Hicimos el camino de bajada por la ruta Yoshida. Al llegar a la quinta estación comprobamos que la afluencia de senderistas era mucho mayor que en la ruta Subashiri. Cientos de personas comenzaban el camino que nosotros terminábamos. El día era muy distinto, el sol incitaba a aventurarse, el camino parecía fácil. ¡Qué mentirosa es la montaña y qué fácilmente te engaña!
Apenas tuvimos tiempo de ver la quinta estación de la ruta Yoshida, una especie de parque temático con tiendas, cafeterías y un amplio parking donde llegan turistas que no subirán a la cima pero que les basta con apreciar la vistas desde ahí, que ya de por sí merecen la pena. El autobús que debía conducirnos hasta la estación de tren estaba a punto de salir, subimos corriendo, arrancó. Adiós, Monte Fuji.
Bonus track
“Si los nacionalistas hubieran querido crear un símbolo federalista, habrían construido el monte Fuji. Imposible contemplarlo sin experimentar el mítico hormigueo de lo sagrado: es demasiado hermoso, demasiado perfecto, demasiado ideal”.
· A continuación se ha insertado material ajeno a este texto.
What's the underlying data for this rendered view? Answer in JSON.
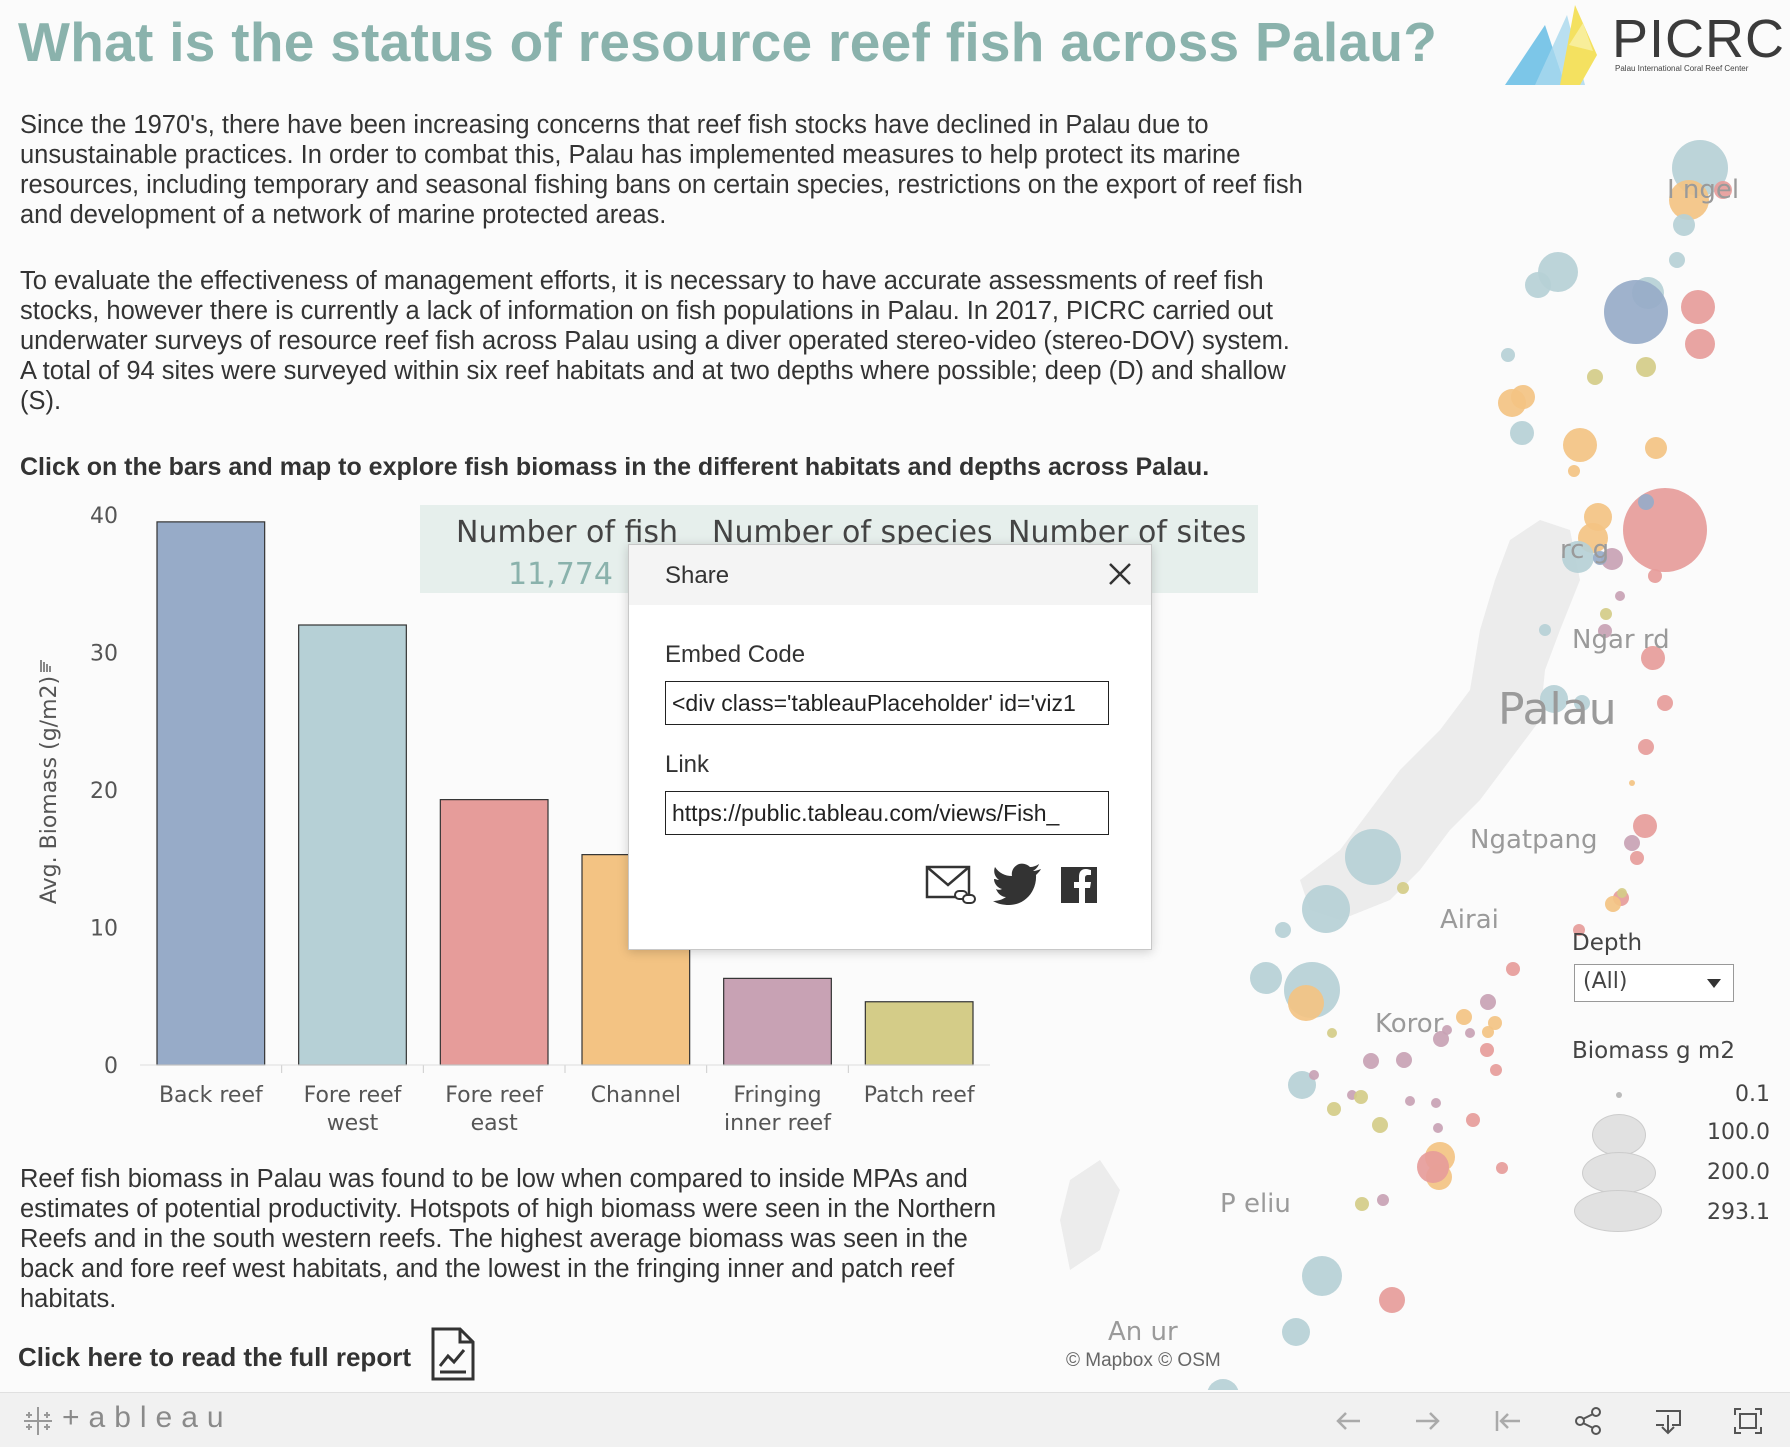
{
  "page": {
    "title": "What is the status of resource reef fish across Palau?",
    "logo_text": "PICRC",
    "logo_subtitle": "Palau International Coral Reef Center"
  },
  "intro": {
    "paragraph1": "Since the 1970's, there have been increasing concerns that reef fish stocks have declined in Palau due to unsustainable practices. In order to combat this, Palau has implemented measures to help protect its marine resources, including temporary and seasonal fishing bans on certain species, restrictions on the export of reef fish and development of a network of marine protected areas.",
    "paragraph2": "To evaluate the effectiveness of management efforts, it is necessary to have accurate assessments of reef fish stocks, however there is currently a lack of information on fish populations in Palau. In 2017, PICRC carried out underwater surveys of resource reef fish across Palau using a diver operated stereo-video (stereo-DOV) system. A total of 94 sites were surveyed within six reef habitats and at two depths where possible; deep (D) and shallow (S).",
    "instruction": "Click on the bars and map to explore fish biomass in the different habitats and depths across Palau."
  },
  "stats": {
    "fish_label": "Number of fish",
    "fish_value": "11,774",
    "species_label": "Number of species",
    "sites_label": "Number of sites"
  },
  "chart_data": {
    "type": "bar",
    "categories": [
      "Back reef",
      "Fore reef west",
      "Fore reef east",
      "Channel",
      "Fringing inner reef",
      "Patch reef"
    ],
    "category_lines": [
      [
        "Back reef"
      ],
      [
        "Fore reef",
        "west"
      ],
      [
        "Fore reef",
        "east"
      ],
      [
        "Channel"
      ],
      [
        "Fringing",
        "inner reef"
      ],
      [
        "Patch reef"
      ]
    ],
    "values": [
      39.5,
      32,
      19.3,
      15.3,
      6.3,
      4.6
    ],
    "colors": [
      "#97abc8",
      "#b6d0d6",
      "#e69c9a",
      "#f3c383",
      "#c8a2b4",
      "#d4cc88"
    ],
    "ylabel": "Avg. Biomass (g/m2)",
    "yticks": [
      0,
      10,
      20,
      30,
      40
    ],
    "ylim": [
      0,
      40
    ]
  },
  "conclusion": {
    "paragraph": "Reef fish biomass in Palau was found to be low when compared to inside MPAs and estimates of potential productivity. Hotspots of high biomass were seen in the Northern Reefs and in the south western reefs. The highest average biomass was seen in the back and fore reef west habitats, and the lowest in the fringing inner and patch reef habitats.",
    "report_link": "Click here to read the full report"
  },
  "map": {
    "labels": [
      "Kayangel",
      "Ngarchelong",
      "Ngardmau",
      "Palau",
      "Ngatpang",
      "Airai",
      "Koror",
      "Peleliu",
      "Angaur"
    ],
    "label_shown": [
      "I    ngel",
      "   rc        g",
      "Ngar    rd",
      "Palau",
      "Ngatpang",
      "Airai",
      "Koror",
      "P    eliu",
      "An    ur"
    ],
    "attribution": "© Mapbox  © OSM",
    "habitat_colors": {
      "back_reef": "#97abc8",
      "fore_reef_west": "#b6d0d6",
      "fore_reef_east": "#e69c9a",
      "channel": "#f3c383",
      "fringing_inner_reef": "#c8a2b4",
      "patch_reef": "#d4cc88"
    }
  },
  "legend": {
    "depth_title": "Depth",
    "depth_selected": "(All)",
    "biomass_title": "Biomass g m2",
    "sizes": [
      "0.1",
      "100.0",
      "200.0",
      "293.1"
    ]
  },
  "share_dialog": {
    "title": "Share",
    "embed_label": "Embed Code",
    "embed_value": "<div class='tableauPlaceholder' id='viz1",
    "link_label": "Link",
    "link_value": "https://public.tableau.com/views/Fish_"
  },
  "toolbar": {
    "brand": "+ableau"
  }
}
Ni d’Ève ni d’Adam. Amélie Nothomb
Los viajes terminan en el avión, en ese momento en que ya estás en tu asiento, antes incluso de despegar, y desarías teletransportarte a tu propia cama y ahorrarte el agotamiento de volar, las esperas, la comida insípida del avión, las escalas, el último metro en tu ciudad…
Despegamos, dejamos atrás Narita, sobrevolábamos la isla nipona, el viaje había terminado. Una última sorpresa. El piloto se dirige a los pasajeros, hoy el día está despejado, si tienes suerte de estar sentado en el lado izquierdo del avión, asómate a la ventanilla, descubrirás unas privilegiadas vistas del Monte Fuji. Ahí está, majestuoso, las nubes se apartan para dejarlo pasar. Un regalo. Es una tontería, pero se me caen un par de lágrimas.
¡Qué caprichosa es la perspectiva¡ ¡Qué inmenso parece el Fuji desde su base, qué grandeza sentimos desde su cima y qué insignificante se ve ahora la montaña desde el avión! Ahí va tu dosis de humildad.